The purveyor of rich hippie chic clothing announced the move on its website this afternoon, making no bones about the fact that this is about sales, not individual empowerment — which is oddly refreshing, in a way. Here's part of the brand's announcement,
One year ago, Free People launched FPMe, an online community where customers can upload shoppable photos of themselves in their Free People outfits. Additionally, online items are often accompanied by photos of customers wearing them. Data from the past year has shown a 42 percent improvement in the same session conversion rate (i.e. someone buys something) on FreePeople.com when FP Me Pics are associated with product on the page.
So, Free People is launching a special new section on its site this Saturday called "FP Me," where you can browse a curated a selection of the most popular FP Me images, which will replace typical model shots (see an example above) for two weeks.
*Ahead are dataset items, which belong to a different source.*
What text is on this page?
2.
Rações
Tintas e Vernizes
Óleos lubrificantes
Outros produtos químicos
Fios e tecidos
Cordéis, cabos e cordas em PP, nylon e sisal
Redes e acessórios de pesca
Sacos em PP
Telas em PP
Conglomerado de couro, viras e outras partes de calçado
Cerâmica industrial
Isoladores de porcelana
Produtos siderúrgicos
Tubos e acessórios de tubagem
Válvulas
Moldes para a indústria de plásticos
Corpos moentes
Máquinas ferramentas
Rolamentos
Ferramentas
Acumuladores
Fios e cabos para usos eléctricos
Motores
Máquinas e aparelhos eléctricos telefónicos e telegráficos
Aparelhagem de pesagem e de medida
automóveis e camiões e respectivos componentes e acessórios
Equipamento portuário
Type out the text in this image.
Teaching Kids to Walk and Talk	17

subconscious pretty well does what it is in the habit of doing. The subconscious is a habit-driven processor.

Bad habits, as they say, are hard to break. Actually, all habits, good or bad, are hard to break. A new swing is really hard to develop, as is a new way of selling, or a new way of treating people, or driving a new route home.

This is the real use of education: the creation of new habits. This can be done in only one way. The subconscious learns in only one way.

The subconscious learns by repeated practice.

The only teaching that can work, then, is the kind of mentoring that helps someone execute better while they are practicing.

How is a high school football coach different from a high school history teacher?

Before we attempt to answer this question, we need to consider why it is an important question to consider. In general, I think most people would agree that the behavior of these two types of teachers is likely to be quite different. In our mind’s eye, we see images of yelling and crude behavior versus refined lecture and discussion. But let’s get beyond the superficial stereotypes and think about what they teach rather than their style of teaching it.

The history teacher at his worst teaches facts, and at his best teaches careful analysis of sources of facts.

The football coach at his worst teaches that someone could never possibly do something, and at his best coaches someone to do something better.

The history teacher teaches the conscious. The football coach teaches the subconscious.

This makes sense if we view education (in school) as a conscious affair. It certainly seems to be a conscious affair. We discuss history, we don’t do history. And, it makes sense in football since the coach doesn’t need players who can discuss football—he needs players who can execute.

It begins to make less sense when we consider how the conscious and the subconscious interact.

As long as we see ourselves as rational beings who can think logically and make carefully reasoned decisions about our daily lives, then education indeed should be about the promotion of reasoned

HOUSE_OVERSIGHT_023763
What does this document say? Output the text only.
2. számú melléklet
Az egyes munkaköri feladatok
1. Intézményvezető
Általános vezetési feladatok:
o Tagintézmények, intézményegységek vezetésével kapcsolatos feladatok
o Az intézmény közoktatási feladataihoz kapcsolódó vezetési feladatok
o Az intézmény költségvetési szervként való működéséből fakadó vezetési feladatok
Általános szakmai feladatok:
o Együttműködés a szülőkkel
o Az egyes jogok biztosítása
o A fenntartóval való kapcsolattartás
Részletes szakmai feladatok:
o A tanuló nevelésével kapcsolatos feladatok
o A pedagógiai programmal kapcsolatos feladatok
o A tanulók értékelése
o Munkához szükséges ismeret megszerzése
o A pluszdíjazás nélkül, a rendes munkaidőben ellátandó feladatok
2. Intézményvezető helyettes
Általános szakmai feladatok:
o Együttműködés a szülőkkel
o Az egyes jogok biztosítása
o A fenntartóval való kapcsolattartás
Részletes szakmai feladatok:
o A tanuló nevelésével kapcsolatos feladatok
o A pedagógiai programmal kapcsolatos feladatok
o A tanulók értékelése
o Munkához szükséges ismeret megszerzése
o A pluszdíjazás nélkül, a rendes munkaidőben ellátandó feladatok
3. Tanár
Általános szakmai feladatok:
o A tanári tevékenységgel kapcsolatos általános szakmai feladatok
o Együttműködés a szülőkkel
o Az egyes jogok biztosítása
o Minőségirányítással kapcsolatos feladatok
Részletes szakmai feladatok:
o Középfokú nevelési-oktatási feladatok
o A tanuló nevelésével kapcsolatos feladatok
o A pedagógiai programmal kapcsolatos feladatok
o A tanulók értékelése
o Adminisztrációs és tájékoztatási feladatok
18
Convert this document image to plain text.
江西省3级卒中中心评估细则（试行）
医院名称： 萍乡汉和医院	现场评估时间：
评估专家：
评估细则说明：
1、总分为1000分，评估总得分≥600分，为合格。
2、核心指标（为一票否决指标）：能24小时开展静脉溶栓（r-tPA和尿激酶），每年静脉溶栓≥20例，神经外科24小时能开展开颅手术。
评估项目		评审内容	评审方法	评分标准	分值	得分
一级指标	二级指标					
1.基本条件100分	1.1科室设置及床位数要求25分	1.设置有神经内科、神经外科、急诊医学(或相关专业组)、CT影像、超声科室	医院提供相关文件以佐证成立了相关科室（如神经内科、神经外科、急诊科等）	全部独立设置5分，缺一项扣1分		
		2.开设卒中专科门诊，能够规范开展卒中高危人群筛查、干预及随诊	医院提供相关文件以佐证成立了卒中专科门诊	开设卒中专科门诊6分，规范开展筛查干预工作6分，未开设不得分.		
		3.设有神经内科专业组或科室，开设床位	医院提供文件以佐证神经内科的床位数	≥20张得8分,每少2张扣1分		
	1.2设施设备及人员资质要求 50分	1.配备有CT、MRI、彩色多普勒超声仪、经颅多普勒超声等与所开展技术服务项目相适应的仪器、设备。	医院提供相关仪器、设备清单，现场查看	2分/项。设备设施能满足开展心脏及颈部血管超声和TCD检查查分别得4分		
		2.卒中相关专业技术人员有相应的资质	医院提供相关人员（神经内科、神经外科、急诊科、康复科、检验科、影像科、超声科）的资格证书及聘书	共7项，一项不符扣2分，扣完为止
In fact, Free People is one of many companies to notice that it seems that women are more likely to spend money on clothing if they can see clothing modeled by people who look like them rather than aberrantly tall and thin women who are genetic outliers; according to the announcement, Calvin Klein, ModCloth, and NewBalance have all dabbled in selling clothing with submitted consumer photographs featuring all kinds of shopper body types — chubby, bony, lanky, stocky, whatever. This isn't to say that models should go away forever (duh). Models look great in clothes, and it's fun to look at people who look great in clothing, but for most of us, it's impossible to tell by looking at clothing on a model how the clothing will look on our actual bodies. That's why it's refreshing to see this tactic employed by more companies, and it's nice to see a departure from the airbrushed photoshops of horrors many clothing manufacturers still use to sell women's clothing.
I'm still not spending $128 dollars on this, though.